Maybe it was the fact I still had a job to go to in the morning, one that paid the bills and had decent insurance. Or, maybe it was how quickly things moved from seeing the ad to sitting in the lobby filling out the application, or that the whole thing seemed like a lark, but I didn’t feel nervous. I’d recently finished a terrible story about lovers on the run from the cops that concluded in a motel, so I figured, at best, this could be a glimpse in to that world. I fell in to an immediate rapport with the two guys in the lobby, joking about the bleakness of Werner Herzog films. A section of the application asked about which books, films, and TV shows I enjoyed, and their lack of frowning disapproval was encouraging. I was asked to speak with the night manager, who was on duty.

Much of the interview, in retrospect, seemed to be a test of how well we could just, well, hang out. He discussed his interest in billiards, neurology, and divulged quite a bit of personal history and how he came to work at the motel. He had nineteen years of employment here, and he loved the amount of time it gave him to research his various interests, read, and simply think. Slow-paced? Check. And as for the tasks? The fundamental job of the night watch was to keep an eye on the property and guests. There were chores such as watering, laundering the pool towels, and fulfilling requests for things like extra pillows, but mostly I would watch and listen.

The final duty was to fill out the night report, documenting anything of interest for the incoming day staff and the owner. This could include unruly guests, maintenance issues I was unable to solve, or vagrants I had to escort from the property. It also served the larger interest of establishing a record of the egregiously awful, of guests who would never again be welcome.

After a week of additional interviews with the owner and day manager, as well as background checks to ensure my trustworthiness with the keys to the place, I was offered the position. My ambitionless inertia at the print shop was taken as a sign of stability, much appreciated at a family-owned motel where multi-year to near-decade tenures are the norm.

The restraint required to not break into song and dance when giving my two weeks was acknowledged in my own mental award ceremony of personal achievements. I was festooned with garlands, champagne-sprayed and hoisted heavenward. My family gutted a fatted calf.

The last few days of the job coincided with the first days of my overnight training. My manager insisted on a gentle transition, sensitive to the circadian chaos to come. My regular nine-to-five was about to become 9 p.m. to 5 a.m.
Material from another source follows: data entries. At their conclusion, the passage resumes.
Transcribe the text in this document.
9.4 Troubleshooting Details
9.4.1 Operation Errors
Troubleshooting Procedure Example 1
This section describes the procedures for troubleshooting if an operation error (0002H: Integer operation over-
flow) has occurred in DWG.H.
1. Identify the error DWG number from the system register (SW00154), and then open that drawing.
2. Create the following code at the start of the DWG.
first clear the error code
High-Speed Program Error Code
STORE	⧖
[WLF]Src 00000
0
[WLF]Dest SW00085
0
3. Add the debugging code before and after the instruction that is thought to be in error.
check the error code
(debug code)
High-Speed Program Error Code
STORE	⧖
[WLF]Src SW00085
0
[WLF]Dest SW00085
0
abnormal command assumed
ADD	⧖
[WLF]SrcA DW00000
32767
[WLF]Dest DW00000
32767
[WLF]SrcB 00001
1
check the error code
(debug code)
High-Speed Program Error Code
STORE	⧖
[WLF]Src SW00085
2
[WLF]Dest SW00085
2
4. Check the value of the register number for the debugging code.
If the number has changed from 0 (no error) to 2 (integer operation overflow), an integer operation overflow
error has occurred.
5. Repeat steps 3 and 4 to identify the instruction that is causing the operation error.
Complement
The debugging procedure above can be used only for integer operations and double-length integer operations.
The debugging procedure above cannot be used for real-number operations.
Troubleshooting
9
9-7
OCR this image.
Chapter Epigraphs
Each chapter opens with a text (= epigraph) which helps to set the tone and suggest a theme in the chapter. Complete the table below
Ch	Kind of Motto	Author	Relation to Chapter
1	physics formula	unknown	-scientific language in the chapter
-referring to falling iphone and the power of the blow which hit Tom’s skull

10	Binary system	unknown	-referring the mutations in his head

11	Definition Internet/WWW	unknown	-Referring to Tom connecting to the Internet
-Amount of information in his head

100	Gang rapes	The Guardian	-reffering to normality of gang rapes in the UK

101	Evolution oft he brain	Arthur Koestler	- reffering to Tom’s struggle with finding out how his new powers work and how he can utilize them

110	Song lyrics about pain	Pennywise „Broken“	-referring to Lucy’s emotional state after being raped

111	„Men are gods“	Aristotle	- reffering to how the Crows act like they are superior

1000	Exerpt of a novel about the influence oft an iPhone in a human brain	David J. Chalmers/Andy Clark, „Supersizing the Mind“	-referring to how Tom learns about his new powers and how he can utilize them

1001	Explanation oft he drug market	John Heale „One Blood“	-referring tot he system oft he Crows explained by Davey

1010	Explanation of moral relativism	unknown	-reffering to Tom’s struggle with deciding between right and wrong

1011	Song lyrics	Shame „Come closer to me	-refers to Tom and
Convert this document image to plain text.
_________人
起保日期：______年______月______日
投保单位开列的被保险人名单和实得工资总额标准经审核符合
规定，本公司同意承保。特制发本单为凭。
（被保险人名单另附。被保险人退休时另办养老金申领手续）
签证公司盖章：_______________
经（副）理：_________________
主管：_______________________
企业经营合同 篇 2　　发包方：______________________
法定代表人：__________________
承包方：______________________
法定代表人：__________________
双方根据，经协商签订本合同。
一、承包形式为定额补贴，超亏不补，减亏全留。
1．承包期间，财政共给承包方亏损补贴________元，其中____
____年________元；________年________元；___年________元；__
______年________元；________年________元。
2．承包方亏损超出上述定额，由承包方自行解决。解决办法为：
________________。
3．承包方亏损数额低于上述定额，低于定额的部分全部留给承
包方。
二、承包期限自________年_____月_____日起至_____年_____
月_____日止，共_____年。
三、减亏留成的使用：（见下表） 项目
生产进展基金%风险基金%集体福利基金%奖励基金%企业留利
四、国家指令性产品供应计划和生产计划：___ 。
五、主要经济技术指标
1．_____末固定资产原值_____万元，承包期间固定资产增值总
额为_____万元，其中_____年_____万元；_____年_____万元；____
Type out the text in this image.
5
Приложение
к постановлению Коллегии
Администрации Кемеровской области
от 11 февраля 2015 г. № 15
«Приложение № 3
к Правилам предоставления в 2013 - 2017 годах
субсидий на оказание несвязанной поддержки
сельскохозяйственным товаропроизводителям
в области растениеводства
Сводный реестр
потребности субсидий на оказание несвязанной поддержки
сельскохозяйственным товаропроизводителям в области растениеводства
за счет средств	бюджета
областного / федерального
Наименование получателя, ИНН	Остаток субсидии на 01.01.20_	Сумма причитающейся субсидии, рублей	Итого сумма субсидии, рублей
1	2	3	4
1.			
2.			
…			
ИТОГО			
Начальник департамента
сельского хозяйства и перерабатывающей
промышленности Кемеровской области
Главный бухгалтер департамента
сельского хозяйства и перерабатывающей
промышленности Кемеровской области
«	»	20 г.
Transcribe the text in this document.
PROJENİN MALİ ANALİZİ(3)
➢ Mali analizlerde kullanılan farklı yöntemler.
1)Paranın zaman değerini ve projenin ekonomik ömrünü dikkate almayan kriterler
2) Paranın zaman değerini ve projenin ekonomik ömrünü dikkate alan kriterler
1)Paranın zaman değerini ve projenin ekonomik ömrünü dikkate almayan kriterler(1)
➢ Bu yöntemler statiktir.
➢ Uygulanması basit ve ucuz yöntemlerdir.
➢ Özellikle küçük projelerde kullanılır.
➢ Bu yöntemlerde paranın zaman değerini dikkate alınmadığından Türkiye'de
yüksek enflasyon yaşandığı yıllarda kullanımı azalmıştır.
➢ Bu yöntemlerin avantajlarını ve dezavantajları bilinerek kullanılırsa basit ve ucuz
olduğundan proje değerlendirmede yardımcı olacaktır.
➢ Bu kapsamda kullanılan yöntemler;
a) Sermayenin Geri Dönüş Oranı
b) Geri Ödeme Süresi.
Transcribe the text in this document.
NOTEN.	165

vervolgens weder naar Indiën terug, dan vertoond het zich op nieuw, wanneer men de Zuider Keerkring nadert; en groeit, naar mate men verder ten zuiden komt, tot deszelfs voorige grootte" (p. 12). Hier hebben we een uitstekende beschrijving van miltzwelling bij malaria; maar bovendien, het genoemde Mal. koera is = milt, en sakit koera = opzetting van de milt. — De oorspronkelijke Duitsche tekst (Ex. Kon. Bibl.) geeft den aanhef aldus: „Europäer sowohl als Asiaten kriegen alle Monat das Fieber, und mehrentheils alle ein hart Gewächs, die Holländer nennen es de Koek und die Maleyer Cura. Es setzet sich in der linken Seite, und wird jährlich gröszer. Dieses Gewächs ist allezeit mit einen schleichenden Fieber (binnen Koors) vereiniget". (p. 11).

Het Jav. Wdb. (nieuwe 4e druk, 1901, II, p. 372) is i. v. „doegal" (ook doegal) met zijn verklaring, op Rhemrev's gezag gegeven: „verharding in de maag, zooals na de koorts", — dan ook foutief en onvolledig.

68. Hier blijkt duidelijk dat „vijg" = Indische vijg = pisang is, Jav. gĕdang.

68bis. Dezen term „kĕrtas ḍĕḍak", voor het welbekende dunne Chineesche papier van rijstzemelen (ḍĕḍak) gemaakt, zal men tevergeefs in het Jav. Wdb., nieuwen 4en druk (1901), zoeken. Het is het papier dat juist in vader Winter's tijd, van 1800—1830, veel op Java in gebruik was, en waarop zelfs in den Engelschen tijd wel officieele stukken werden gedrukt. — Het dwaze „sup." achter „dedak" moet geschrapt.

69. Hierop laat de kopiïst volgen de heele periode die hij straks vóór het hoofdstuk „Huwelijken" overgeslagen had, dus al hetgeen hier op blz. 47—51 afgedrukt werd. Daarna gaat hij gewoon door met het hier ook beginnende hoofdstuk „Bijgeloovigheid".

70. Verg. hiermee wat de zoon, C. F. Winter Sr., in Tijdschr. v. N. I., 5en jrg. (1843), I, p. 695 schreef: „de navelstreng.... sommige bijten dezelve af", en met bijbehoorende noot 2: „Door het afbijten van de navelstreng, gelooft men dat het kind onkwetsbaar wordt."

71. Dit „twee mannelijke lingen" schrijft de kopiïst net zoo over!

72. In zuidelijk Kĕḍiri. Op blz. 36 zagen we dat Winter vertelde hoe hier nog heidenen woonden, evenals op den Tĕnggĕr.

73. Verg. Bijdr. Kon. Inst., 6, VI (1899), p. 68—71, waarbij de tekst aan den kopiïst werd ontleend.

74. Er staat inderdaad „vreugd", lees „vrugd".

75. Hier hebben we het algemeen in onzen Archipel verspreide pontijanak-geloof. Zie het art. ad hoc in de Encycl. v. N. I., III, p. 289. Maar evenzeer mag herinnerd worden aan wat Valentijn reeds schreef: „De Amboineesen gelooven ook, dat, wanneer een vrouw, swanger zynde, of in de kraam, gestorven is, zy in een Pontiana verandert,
During my first trainings, I read the archived night reports. Most, fortunately, were brief: “The night was quiet. No problems to report.” Others, particularly one from a week prior, were lengthy and even mentioned summoning the police to the property. If made into a word tree, the words “loud” and “drunk” would be its thick trunk, with twisting branches of “smoking,” “talking,” and “arguing.” A pretty unpleasant tree.

I was told these cases, especially ones requiring the police, were rare and that I should just focus on establishing my new sleep schedule. Eight months later, and the idea of any firmly established sleep schedule, of some simple adjustment, has been replaced by the reality of struggling to manage shuteye in an inherently unnatural lifestyle.

I feel a slight twitching in my forehead. It reminds me of the Adderall, reminds me I need to check the audit paperwork, and to try and focus on numbers while Sal spits word after word, a scattered brain at 2X speed, on into the night.

Oct 12 2015 – Night Report – Josh – 9pm to 5am

A peaceful, quiet night. No problems.